Is there any way to prevent this behavior? Doesn't seem right at all.

EbTech commented 11 months ago

Hmm it's hard to tell what exactly happened without going through the math in detail, but this shouldn't usually happen. From the 0/500 player's perspective, the algorithm treats the result as 1 loss against the 300 player, 1 loss against the 200 player, and either 1 loss + 1 win or 0.5 loss + 0.5 win (depending on the split_ties parameter) against themself. Losses never help, so you might like to try removing one or both of the winners from the match to confirm that having fewer losses results in a higher rating for the 0/500 player.

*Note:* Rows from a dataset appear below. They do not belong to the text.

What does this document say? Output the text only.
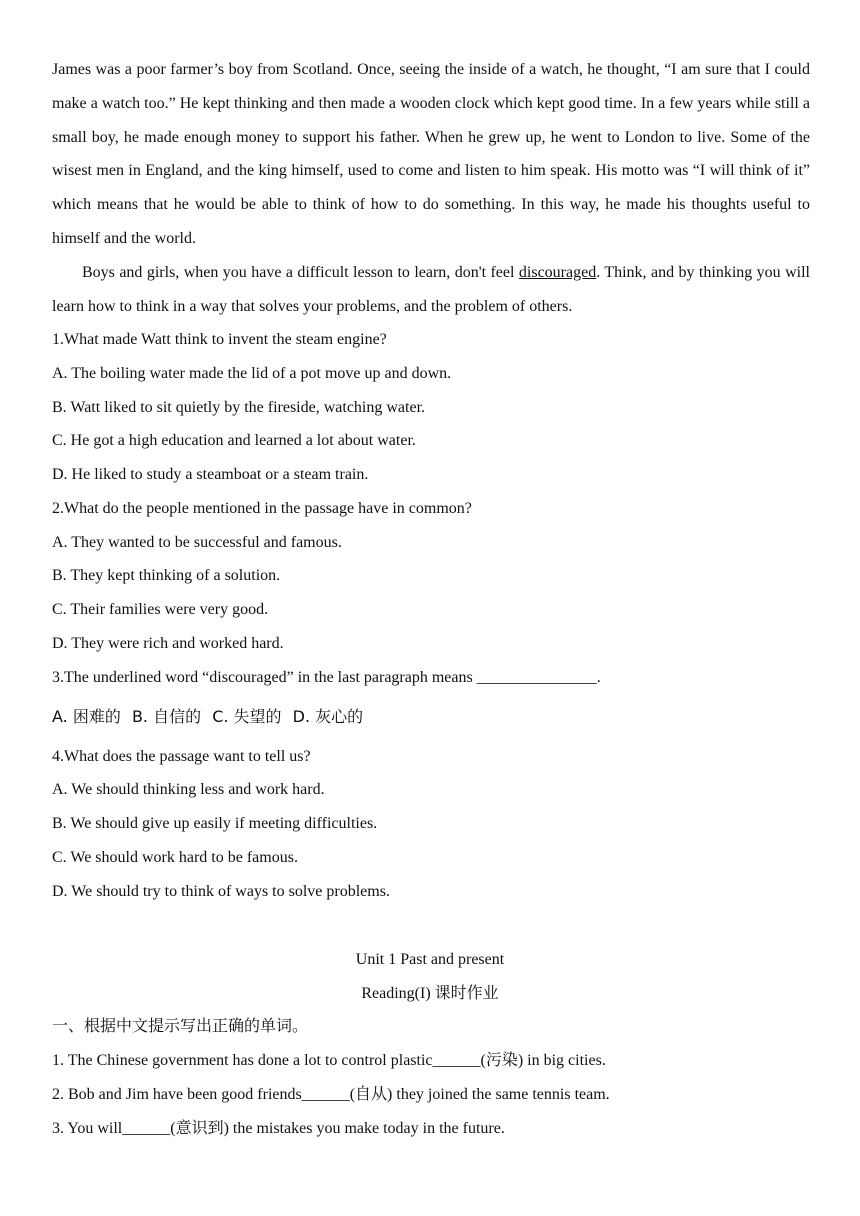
James was a poor farmer’s boy from Scotland. Once, seeing the inside of a watch, he thought, “I am sure that I could make a watch too.” He kept thinking and then made a wooden clock which kept good time. In a few years while still a small boy, he made enough money to support his father. When he grew up, he went to London to live. Some of the wisest men in England, and the king himself, used to come and listen to him speak. His motto was “I will think of it” which means that he would be able to think of how to do something. In this way, he made his thoughts useful to himself and the world.

Boys and girls, when you have a difficult lesson to learn, don't feel discouraged. Think, and by thinking you will learn how to think in a way that solves your problems, and the problem of others.

1.What made Watt think to invent the steam engine?
A. The boiling water made the lid of a pot move up and down.
B. Watt liked to sit quietly by the fireside, watching water.
C. He got a high education and learned a lot about water.
D. He liked to study a steamboat or a steam train.
2.What do the people mentioned in the passage have in common?
A. They wanted to be successful and famous.
B. They kept thinking of a solution.
C. Their families were very good.
D. They were rich and worked hard.
3.The underlined word “discouraged” in the last paragraph means _______________.
A. 困难的 B. 自信的 C. 失望的 D. 灰心的
4.What does the passage want to tell us?
A. We should thinking less and work hard.
B. We should give up easily if meeting difficulties.
C. We should work hard to be famous.
D. We should try to think of ways to solve problems.
Unit 1 Past and present
Reading(I) 课时作业
一、根据中文提示写出正确的单词。
1. The Chinese government has done a lot to control plastic______(污染) in big cities.
2. Bob and Jim have been good friends______(自从) they joined the same tennis team.
3. You will______(意识到) the mistakes you make today in the future.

That leaves the question of why a player's rating would increase from a neutral result, where they play only against themself. The answer is that probably mu didn't change, but sigma decreased; if we publish something like mu - 2*sigma, then the published rating will be higher. sigma changes a lot for new players, but stabilizes later so you'd no longer see this effect. Of course, a 1-player match is completely uninformative so sigma really shouldn't be updated, but Elo-MMR's measure of information gain is based on the limit as the number of participants goes to infinity.